Когда мы опростали первую бутылку, дамы позволили себе просить меня о кукольном представлении, каковую просьбу я уважил с большой охотой. Представление получилось и вправду изрядное, может быть, одно из лучших мной игранных. Причиной тому было, несомненно, любезное отношение благодарных зрителей. Однако когда отзвучали последние щелчки трещотки, я заметил в восхищенных взорах публики какой-то новый, незнакомый оттенок. Незаметно для себя я насторожился. Дамы были потрясены много более, чем я чаял, и мне стоило немалых усилий заставить их вернуться к столу и продолжить беседу. Разговор, однако, не клеился, из него ушла прежняя живость; явно, каждый думал о своем. Закомплексованная Луиза подняла рюмку, благодаря нас за то, что мы так умело скрываем омерзение, позволяя ей сказать слово, сколь бы омерзительным оно нам не показалось.

– Арсений Емельянович, – сказала Закомплексованная Луиза, – несмотря на всеобщее (впрочем, оправданное) омерзение, вызываемое моей персоной, я скажу вам: я уже не предполагала, что мне суждена встреча с настоящим трагическим искусством. Я благодарю вас. Вы вернули мне веру в театр.

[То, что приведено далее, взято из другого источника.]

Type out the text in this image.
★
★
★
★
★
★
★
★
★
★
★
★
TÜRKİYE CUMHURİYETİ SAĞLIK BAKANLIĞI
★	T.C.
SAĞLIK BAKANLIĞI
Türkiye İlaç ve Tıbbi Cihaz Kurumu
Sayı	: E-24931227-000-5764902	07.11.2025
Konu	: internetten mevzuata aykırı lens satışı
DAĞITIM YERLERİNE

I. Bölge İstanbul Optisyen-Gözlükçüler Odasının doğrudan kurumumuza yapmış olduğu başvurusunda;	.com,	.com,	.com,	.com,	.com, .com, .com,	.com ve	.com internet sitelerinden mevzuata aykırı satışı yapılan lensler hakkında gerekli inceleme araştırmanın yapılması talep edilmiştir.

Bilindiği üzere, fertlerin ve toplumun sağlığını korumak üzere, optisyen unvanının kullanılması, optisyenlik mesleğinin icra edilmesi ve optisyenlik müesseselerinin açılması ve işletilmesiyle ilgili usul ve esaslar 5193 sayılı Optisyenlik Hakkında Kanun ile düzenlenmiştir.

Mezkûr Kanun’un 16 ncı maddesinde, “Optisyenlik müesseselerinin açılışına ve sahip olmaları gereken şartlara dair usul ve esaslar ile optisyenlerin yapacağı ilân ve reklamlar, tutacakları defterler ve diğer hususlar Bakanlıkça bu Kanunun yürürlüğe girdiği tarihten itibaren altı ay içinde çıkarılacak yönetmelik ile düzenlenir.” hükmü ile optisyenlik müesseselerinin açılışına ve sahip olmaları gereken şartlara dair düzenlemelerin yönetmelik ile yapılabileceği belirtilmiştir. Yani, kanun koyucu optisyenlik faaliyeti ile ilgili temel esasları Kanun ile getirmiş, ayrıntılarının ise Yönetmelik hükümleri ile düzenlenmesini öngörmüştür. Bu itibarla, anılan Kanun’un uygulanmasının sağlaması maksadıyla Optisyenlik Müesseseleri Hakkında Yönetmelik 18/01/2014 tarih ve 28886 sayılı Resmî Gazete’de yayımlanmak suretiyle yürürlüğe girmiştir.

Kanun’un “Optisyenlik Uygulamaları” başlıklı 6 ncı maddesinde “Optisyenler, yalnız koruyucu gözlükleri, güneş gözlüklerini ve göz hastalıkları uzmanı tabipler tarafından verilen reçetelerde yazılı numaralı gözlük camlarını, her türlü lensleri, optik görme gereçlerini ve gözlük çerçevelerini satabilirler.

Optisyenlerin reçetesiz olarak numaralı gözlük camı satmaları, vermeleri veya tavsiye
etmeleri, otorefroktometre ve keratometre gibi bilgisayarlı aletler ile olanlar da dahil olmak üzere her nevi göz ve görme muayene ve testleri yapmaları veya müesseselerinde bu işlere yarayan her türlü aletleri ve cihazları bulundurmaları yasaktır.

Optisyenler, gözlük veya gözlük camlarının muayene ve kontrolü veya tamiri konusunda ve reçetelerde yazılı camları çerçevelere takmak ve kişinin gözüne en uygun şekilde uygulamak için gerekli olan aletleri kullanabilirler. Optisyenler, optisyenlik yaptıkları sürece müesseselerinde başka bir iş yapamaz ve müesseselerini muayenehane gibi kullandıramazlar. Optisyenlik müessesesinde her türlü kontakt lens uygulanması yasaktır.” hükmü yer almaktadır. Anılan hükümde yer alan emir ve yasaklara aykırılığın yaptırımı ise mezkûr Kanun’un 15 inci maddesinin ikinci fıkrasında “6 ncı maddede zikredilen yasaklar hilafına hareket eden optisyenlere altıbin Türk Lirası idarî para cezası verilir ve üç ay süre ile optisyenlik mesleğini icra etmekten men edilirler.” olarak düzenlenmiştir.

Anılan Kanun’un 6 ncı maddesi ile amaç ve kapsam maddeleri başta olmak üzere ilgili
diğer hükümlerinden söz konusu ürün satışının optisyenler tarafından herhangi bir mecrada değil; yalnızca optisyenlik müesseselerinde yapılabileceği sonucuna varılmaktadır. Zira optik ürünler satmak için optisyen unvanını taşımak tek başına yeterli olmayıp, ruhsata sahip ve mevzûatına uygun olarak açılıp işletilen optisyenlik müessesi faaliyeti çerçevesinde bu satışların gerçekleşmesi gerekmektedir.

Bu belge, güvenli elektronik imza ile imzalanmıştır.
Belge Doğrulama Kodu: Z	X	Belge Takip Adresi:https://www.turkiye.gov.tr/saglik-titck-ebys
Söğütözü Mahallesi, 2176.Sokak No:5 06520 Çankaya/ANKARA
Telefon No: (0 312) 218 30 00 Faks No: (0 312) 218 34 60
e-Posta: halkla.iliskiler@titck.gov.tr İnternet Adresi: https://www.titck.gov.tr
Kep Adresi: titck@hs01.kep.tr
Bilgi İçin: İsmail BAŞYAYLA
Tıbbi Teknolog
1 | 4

Она села, насилу сдерживая нахлынувшие чувства.

Мне было понятно, что все, кроме меня, мыслят о чем-то едином. Слово взяла Варвара.

– Ой, ну я сейчас буду рыдать, – хихикнула она и продолжила неожиданно серьезно. – Я хочу выпить эту рюмку не чокаясь, – тут Арсений Емельянович сообщил лицу скорбно-достойное выражение, – за… за вас, Арсений Емельянович, – я несколько опешил, но виду не подал, Ты понимаешь, – за то, что вы… – голос Варвары задрожал, – …живы. За то, что такие люди, как вы, живут… Я думала… после того, как от нас ушел всеми нами любимый человек… – слезы катились по ее щекам, Марина плакала, З. Луиза протирала толстые очки, – …я думала, что таких людей больше нет, и вот…

Она опрокинула водку в себя.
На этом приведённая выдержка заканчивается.